The most significant components of every microcapsule are a core and a wall material, the last typically stabilized on the core’s surface by various cross-links. While the core of a microcapsule constitutes of any material of interest- an active compound to convert into its encapsulated state, the choice of a wall material is interdependent and plays a significant role determining the properties of the whole microcapsule overall. Most importantly, the membrane material should comply many requirements, e.g. be compatible with the core and does not react with it. Depending on the desired capsule’s properties and its application, the choice of the shell should consider material’s flexibility, stability, solubility, strength, permeability, etc.

Usually, biodegradable (synthetic/natural) or non-biodegradable polymers are used to form microcapsules’ shells. Biodegradable materials have many pros but frequently they are impure or suffer interbatch variation. Non-biodegradable polymers characterize with slower rate of degradation and high purity, but unfortunately they tend to accumulate in the environment or in human body, thus are cytotoxic. At present, materials like natural carbohydrates, cellulose, gum, lipids, proteins, as well as synthetic polymers are of a first choice for capsule’s wall material.

Scientific literature correlates the term capsule to a core-shell structure. Considering the morphology, three categories of microsystems can be distinguished: single core, multiple core and matrix type. Moreover One-phase spherical materials, called microbeads, as well as empty, unfilled microspheres can also be classified as kinds of microcapsules. Depending on the number of immobilized cores and surrounding walls, microcapsules can be grouped into mononuclear, polynuclear and matrix types. In order to transform materials from different form to microcapsules, various micro-encapsulation techniques exist.

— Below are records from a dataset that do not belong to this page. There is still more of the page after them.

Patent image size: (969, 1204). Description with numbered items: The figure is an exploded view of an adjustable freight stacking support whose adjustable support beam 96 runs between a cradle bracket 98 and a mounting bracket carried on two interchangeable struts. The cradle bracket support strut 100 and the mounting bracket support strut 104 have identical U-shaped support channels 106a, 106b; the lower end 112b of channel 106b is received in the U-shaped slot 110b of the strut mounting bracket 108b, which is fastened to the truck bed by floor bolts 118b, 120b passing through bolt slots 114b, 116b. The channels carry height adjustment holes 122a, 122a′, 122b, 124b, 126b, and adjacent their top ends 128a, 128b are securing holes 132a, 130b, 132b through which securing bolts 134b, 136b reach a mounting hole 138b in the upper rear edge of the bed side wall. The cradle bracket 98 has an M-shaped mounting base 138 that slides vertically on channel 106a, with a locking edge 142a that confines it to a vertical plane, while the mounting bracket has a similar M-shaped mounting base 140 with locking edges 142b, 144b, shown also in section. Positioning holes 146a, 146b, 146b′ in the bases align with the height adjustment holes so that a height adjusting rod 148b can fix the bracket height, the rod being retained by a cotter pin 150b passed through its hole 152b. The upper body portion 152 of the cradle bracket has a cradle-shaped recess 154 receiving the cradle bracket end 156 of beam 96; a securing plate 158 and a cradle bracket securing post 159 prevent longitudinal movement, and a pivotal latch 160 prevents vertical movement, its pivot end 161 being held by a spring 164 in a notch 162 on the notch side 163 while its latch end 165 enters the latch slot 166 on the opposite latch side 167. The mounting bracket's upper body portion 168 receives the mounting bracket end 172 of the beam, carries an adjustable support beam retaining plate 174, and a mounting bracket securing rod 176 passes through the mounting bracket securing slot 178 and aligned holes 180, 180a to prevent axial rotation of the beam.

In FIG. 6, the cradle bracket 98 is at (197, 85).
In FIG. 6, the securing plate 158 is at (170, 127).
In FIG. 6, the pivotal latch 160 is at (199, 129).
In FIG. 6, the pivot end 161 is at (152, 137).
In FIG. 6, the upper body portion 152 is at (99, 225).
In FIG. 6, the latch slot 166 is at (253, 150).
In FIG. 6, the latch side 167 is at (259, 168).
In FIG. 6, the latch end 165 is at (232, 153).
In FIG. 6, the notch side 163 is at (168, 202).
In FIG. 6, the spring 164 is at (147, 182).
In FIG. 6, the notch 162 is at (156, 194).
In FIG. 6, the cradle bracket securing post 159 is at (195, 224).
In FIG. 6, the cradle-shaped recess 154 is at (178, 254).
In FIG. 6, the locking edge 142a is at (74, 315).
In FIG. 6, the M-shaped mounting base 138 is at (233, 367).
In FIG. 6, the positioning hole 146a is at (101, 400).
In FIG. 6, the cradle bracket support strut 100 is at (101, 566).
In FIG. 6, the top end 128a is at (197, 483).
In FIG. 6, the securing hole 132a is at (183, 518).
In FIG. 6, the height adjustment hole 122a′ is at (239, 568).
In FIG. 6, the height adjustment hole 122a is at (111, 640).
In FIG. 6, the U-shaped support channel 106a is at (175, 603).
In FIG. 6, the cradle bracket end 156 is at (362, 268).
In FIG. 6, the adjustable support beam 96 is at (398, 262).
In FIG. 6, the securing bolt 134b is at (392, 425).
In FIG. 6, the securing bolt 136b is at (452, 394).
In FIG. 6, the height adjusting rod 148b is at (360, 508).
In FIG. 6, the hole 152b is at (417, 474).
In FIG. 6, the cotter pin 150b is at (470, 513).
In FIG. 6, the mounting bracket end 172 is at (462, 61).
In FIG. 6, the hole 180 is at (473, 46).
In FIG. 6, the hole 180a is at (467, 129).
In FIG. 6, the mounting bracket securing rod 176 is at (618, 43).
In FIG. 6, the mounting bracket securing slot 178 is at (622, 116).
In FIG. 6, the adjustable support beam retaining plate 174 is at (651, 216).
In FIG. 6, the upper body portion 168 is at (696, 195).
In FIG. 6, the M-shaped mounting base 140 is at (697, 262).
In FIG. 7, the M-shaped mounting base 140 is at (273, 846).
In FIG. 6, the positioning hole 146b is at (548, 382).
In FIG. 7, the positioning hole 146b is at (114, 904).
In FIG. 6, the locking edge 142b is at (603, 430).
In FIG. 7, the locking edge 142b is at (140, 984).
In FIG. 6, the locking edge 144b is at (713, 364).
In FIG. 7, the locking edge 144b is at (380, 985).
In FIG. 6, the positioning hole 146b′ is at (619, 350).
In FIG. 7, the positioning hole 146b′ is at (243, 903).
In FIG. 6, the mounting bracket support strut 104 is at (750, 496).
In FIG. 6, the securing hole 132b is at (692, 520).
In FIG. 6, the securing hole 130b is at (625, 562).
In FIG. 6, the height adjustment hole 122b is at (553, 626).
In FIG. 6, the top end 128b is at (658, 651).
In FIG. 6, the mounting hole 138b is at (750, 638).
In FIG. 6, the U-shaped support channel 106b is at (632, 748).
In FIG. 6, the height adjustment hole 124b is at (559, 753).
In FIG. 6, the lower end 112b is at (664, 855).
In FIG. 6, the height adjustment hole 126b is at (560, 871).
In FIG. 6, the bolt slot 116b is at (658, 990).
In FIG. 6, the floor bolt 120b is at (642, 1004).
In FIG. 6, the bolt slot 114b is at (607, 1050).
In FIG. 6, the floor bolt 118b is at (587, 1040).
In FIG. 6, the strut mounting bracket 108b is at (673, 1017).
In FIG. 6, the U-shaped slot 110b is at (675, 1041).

Each of them characterizes with peculiar procedure, results in production of microcapsules with varied characteristics (e.g. size), as well as has consequent advantages and possible limitations. An overall list of preparation techniques includes Emulsification, In-situ polymerization, Interfacial polymerization, Coacervation/Phase separation, Sol-gel, Layer-by-layer, Ionic gelation, Spray-drying, Prilling, Fluidized bed technology, Hot Melt Extrusion, Membrane Assisted Emulsification, Membrane Assisted Nanoprecipitation.

The demand of advanced microcapsules formulations with improved performance, capabilities and relevant behaviour for industrial use, has led to the development of micro-containers sensitive to external stimuli. A proper design of a microcapsule gives a possibility to modulate consequent release of an incorporated compound from the microsphere in a desired manner and time. Four types of microcapsules can be distinguished depending on the mode of core release from a microsystem: (a) permanent capsules resistant to leakage; (b) microspheres characterizing with time-delayed release; (c) microspheres characterizing with time-target release; (d) microcapsules releasing the immobilized compound on demand.

Permanent microcapsules characterize with impermeable, resistant shells, which have a purpose of encapsulated material protection from the environmental factors. Microcapsules with time-delayed release are distinguished by their thick polymer shells with high degree of cross-links that enable controlled and very slow release of incorporated compounds. The third group constitutes of microspheres with time-target release is mostly used in pharmaceutical sector for the development of microarchitectures capable of core liberation as a cause of external stimuli presence. The last group of microcapsules characterizes with release of the core material on demand, meaning that the active material is liberated periodically on command whenever the triggering activator emerges.